Over the past few months, Apple’s MacBook Pro has slowly but surely become one of Apple’s more controversial products. Though Apple’s venerable notebook brings a lot to the table, the machine boasts a number of design decisions that — taken together — have sparked a seemingly endless amount of criticism.
Aside from the fact that many people find the Touch Bar to be intriguing but not altogether useful, and aside from the fact that the MacBook Pro can’t support 32GB of RAM, the most damning aspect of Apple’s pro-level notebook is that the keyboard is simply unreliable.
Since hitting store shelves, there have been no shortage of stories detailing how the MacBook Pro’s new butterfly keyboard is extremely temperamental and, in turn, dreadfully unreliable. Specifically, many users have noticed that certain keys will stop working entirely if even a tiny spec of dust manages to lodge itself underneath the keyboard. Just this week, AppleInsiderrevealed that Apple’s new MacBook Pro models are twice as likely to experience keyboard malfunctions than older models which sport the traditional scissor switch keyboard design.
With complaints surrounding the MacBook Pro keyboard growing, a new petition on Change.org which labels Apple’s top of the line notebook a “design failure” has started to amass hundreds of signatures.

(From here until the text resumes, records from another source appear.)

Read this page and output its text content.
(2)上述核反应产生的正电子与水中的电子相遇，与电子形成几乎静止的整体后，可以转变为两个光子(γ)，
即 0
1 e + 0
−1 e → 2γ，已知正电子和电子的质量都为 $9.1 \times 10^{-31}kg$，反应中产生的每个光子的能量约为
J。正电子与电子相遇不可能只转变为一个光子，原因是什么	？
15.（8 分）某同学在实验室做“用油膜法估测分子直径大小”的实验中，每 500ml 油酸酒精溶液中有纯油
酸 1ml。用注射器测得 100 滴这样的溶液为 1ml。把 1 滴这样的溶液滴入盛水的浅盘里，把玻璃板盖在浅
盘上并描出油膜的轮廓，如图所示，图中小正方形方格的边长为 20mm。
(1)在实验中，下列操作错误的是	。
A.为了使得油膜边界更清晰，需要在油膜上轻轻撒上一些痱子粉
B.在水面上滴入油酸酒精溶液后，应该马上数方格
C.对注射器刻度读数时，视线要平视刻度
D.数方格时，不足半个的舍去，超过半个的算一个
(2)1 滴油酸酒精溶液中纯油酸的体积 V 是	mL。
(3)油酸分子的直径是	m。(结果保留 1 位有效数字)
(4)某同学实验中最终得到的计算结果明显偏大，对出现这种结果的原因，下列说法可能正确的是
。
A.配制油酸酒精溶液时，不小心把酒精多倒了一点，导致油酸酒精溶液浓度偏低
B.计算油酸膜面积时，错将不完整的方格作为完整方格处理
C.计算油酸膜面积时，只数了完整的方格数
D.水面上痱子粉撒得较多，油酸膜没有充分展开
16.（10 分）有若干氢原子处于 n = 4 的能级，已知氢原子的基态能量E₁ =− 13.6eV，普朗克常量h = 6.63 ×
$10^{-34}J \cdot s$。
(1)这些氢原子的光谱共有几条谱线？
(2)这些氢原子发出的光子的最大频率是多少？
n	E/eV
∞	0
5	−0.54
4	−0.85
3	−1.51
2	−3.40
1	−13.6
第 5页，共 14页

The petition, which calls on Apple to recall existing MacBook Pro models, reads in part:
Apple, it’s time: recall every MacBook Pro released since Late 2016, and replace the keyboards on all of them with new, redesigned keyboards that just work.

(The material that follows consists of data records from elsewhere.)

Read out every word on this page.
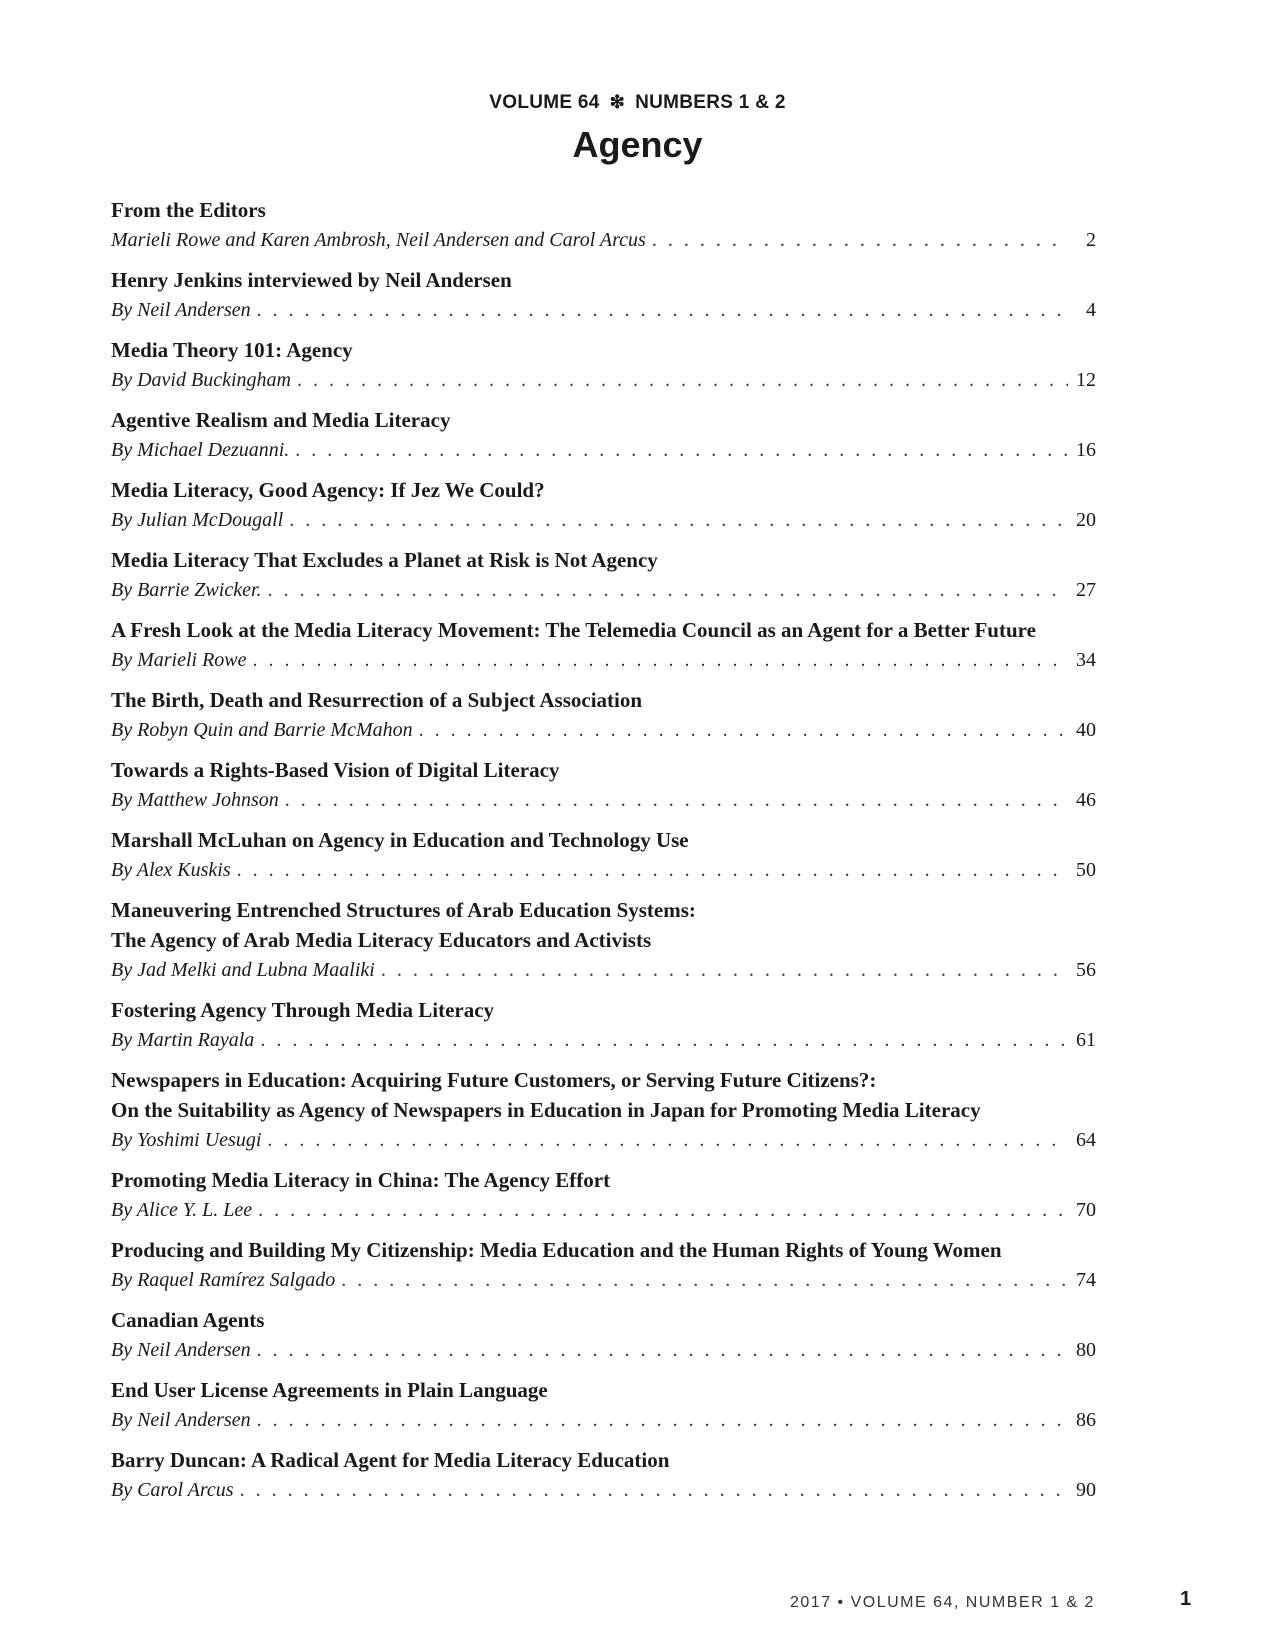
VOLUME 64 ❇ NUMBERS 1 & 2
Agency
From the Editors
Marieli Rowe and Karen Ambrosh, Neil Andersen and Carol Arcus . . .	2
Henry Jenkins interviewed by Neil Andersen
By Neil Andersen . . .	4
Media Theory 101: Agency
By David Buckingham . . .	12
Agentive Realism and Media Literacy
By Michael Dezuanni. . . .	16
Media Literacy, Good Agency: If Jez We Could?
By Julian McDougall . . .	20
Media Literacy That Excludes a Planet at Risk is Not Agency
By Barrie Zwicker. . . .	27
A Fresh Look at the Media Literacy Movement: The Telemedia Council as an Agent for a Better Future
By Marieli Rowe . . .	34
The Birth, Death and Resurrection of a Subject Association
By Robyn Quin and Barrie McMahon . . .	40
Towards a Rights-Based Vision of Digital Literacy
By Matthew Johnson . . .	46
Marshall McLuhan on Agency in Education and Technology Use
By Alex Kuskis . . .	50
Maneuvering Entrenched Structures of Arab Education Systems:
The Agency of Arab Media Literacy Educators and Activists
By Jad Melki and Lubna Maaliki . . .	56
Fostering Agency Through Media Literacy
By Martin Rayala . . .	61
Newspapers in Education: Acquiring Future Customers, or Serving Future Citizens?:
On the Suitability as Agency of Newspapers in Education in Japan for Promoting Media Literacy
By Yoshimi Uesugi . . .	64
Promoting Media Literacy in China: The Agency Effort
By Alice Y. L. Lee . . .	70
Producing and Building My Citizenship: Media Education and the Human Rights of Young Women
By Raquel Ramírez Salgado . . .	74
Canadian Agents
By Neil Andersen . . .	80
End User License Agreements in Plain Language
By Neil Andersen . . .	86
Barry Duncan: A Radical Agent for Media Literacy Education
By Carol Arcus . . .	90
2017 • VOLUME 64, NUMBER 1 & 2	1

Because, these keyboards don’t work.
Every one of Apple’s current-gen MacBook Pro models, 13″ and 15″, is sold with a keyboard that can become defective at any moment due to a design failure.
The problems are widespread, consistent, and infuriating.
The petition also includes a number of excerpts about the error-prone keyboard design from industry observers, including the following from Jason Snell: “… Apple’s relative silence on this issue for existing customers is deafening. If these problems are remotely as common as they seem to be, this is an altogether defective product that should be recalled.”
A recall is of course extremely unlikely, but as Snell alludes to above, Apple’s decision to keep quiet on the issue is far from encouraging.